The year 2022 is set to be another difficult one for policyholders, as a new report from insurance comparison website RATESDOTCA anticipates home insurance rates in Canada will surge.
Citing its own data, RATESDOTCA noted that the average home insurance price in Ontario is $1,342. Using that price as a baseline, the website said that a 5% increase would translate into a rise of $67 per year.
According to RATESDOTCA, three trends are driving the increases in home insurance rates:
- Renovations – According to data from StatCan, Canadians applied for 212,523 residential alteration and improvements permits from January to November 2021. RATESDOTCA has warned that each time a homeowner renovates their property, the cost of rebuilding and their premiums could also increase.
- Rebuilds – Pandemic-induced supply chain disruptions and changes in consumer purchasing behaviour have led to surges in building material costs such as lumber, RATESDOTCA said, which in turn is driving up insurance costs as well. The website also noted that insurance rebuilds are more costly than construction costs from privately arranged contractors as insurers must rebuild quickly in order to move the homeowner back into their home. Insurers must also account for the accommodation costs they must pay policyholders as their homes are being rebuilt.
- Climate change – RATESDOTCA pointed out that recent extreme weather events have led to costly insured losses. Citing information from the Insurance Bureau of Canada, the report mentioned the tornadoes that tore through Barrie, Ontario in July 2021, which caused insured losses of $100 million. It also mentioned the flooding event in BC that occurred in November 2021, which cost more than $450 million – considered the most expensive severe weather event in BC’s history.
“Because home insurance pricing is unregulated in Canada, it’s difficult to determine exactly how much home insurance premiums will rise by, but premiums are definitely on the way up,” said RATESDOTCA expert and chartered insurance professional Tanisha Kishan.
Kishan added that while homeowners may not be able to control the rise in insurance prices, they do have options to “potentially mitigate” the increases.

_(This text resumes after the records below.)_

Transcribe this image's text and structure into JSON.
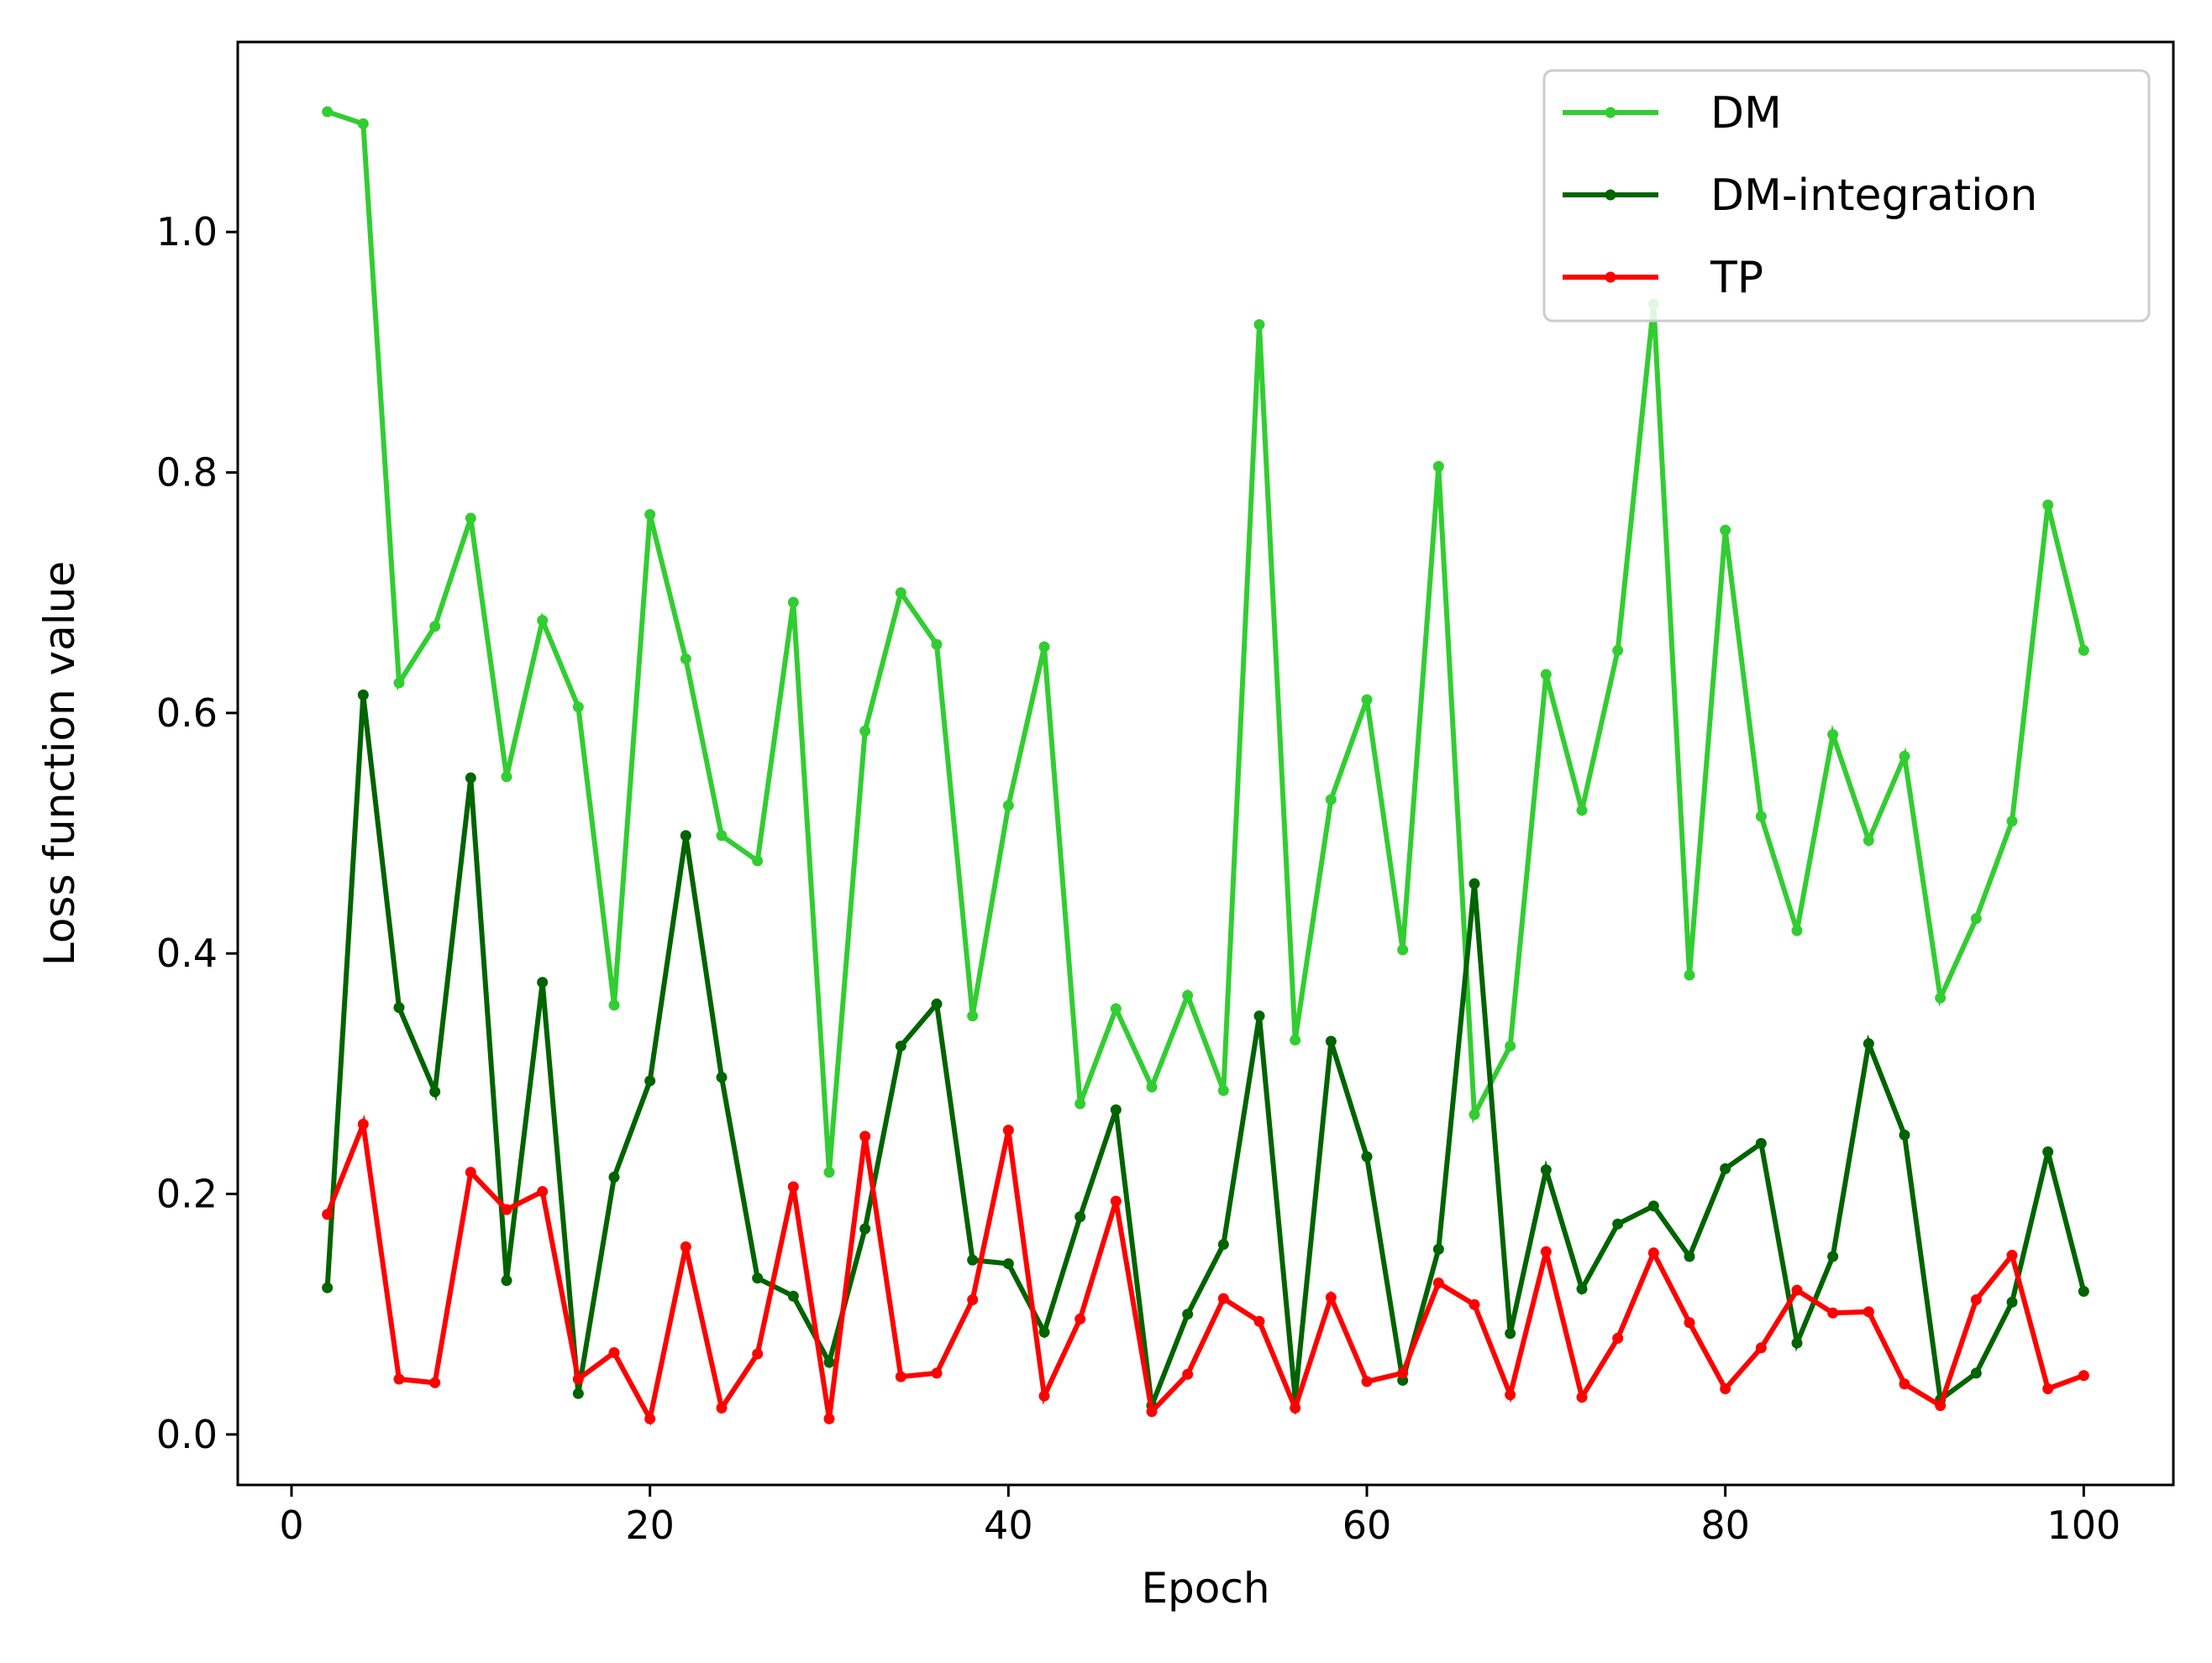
{
  "chart_data": {
    "type": "line",
    "title": "",
    "xlabel": "Epoch",
    "ylabel": "Loss function value",
    "xlim": [
      -3,
      105
    ],
    "ylim": [
      -0.042,
      1.158
    ],
    "xticks": [
      0,
      20,
      40,
      60,
      80,
      100
    ],
    "xtick_labels": [
      "0",
      "20",
      "40",
      "60",
      "80",
      "100"
    ],
    "yticks": [
      0.0,
      0.2,
      0.4,
      0.6,
      0.8,
      1.0
    ],
    "ytick_labels": [
      "0.0",
      "0.2",
      "0.4",
      "0.6",
      "0.8",
      "1.0"
    ],
    "grid": false,
    "legend_position": "top-right",
    "x": [
      2,
      4,
      6,
      8,
      10,
      12,
      14,
      16,
      18,
      20,
      22,
      24,
      26,
      28,
      30,
      32,
      34,
      36,
      38,
      40,
      42,
      44,
      46,
      48,
      50,
      52,
      54,
      56,
      58,
      60,
      62,
      64,
      66,
      68,
      70,
      72,
      74,
      76,
      78,
      80,
      82,
      84,
      86,
      88,
      90,
      92,
      94,
      96,
      98,
      100
    ],
    "series": [
      {
        "name": "DM",
        "color": "#32cd32",
        "values": [
          1.1,
          1.09,
          0.625,
          0.672,
          0.762,
          0.547,
          0.677,
          0.605,
          0.357,
          0.765,
          0.645,
          0.498,
          0.477,
          0.692,
          0.218,
          0.585,
          0.7,
          0.657,
          0.348,
          0.523,
          0.655,
          0.275,
          0.354,
          0.289,
          0.365,
          0.286,
          0.923,
          0.328,
          0.528,
          0.611,
          0.403,
          0.805,
          0.266,
          0.323,
          0.632,
          0.519,
          0.652,
          0.94,
          0.382,
          0.752,
          0.514,
          0.419,
          0.582,
          0.494,
          0.564,
          0.363,
          0.429,
          0.51,
          0.773,
          0.652
        ]
      },
      {
        "name": "DM-integration",
        "color": "#006400",
        "values": [
          0.122,
          0.615,
          0.355,
          0.285,
          0.546,
          0.128,
          0.376,
          0.034,
          0.214,
          0.294,
          0.498,
          0.297,
          0.13,
          0.115,
          0.06,
          0.171,
          0.323,
          0.358,
          0.145,
          0.142,
          0.085,
          0.181,
          0.27,
          0.024,
          0.1,
          0.158,
          0.348,
          0.03,
          0.327,
          0.231,
          0.045,
          0.154,
          0.458,
          0.084,
          0.22,
          0.121,
          0.175,
          0.19,
          0.148,
          0.221,
          0.242,
          0.076,
          0.148,
          0.325,
          0.249,
          0.029,
          0.051,
          0.11,
          0.235,
          0.119
        ]
      },
      {
        "name": "TP",
        "color": "#ff0000",
        "values": [
          0.183,
          0.258,
          0.046,
          0.043,
          0.218,
          0.187,
          0.202,
          0.046,
          0.068,
          0.013,
          0.156,
          0.022,
          0.067,
          0.206,
          0.013,
          0.248,
          0.048,
          0.051,
          0.112,
          0.253,
          0.032,
          0.096,
          0.194,
          0.019,
          0.05,
          0.113,
          0.094,
          0.022,
          0.114,
          0.044,
          0.051,
          0.126,
          0.108,
          0.033,
          0.152,
          0.031,
          0.08,
          0.151,
          0.093,
          0.038,
          0.072,
          0.12,
          0.101,
          0.102,
          0.042,
          0.024,
          0.112,
          0.149,
          0.038,
          0.049
        ]
      }
    ]
  }
}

In a previous report, RATESDOTCA highlighted that as climate change-driven natural disasters have become more frequent and severe, home insurance costs have also climbed.
That report found that the average cost of home insurance has risen at more than three times the rate of inflation over the past decade, with personal property damage claims jumping 42% over the same period.
“Climate change is already having a direct financial impact on individual Canadian homeowners,” said RATESDOTCA managing editor Jameson Berkow in a previous statement. “Everyone should be motivated to take action on climate change, but this data should add even more incentive by putting a clear dollar value on the costs of inaction.”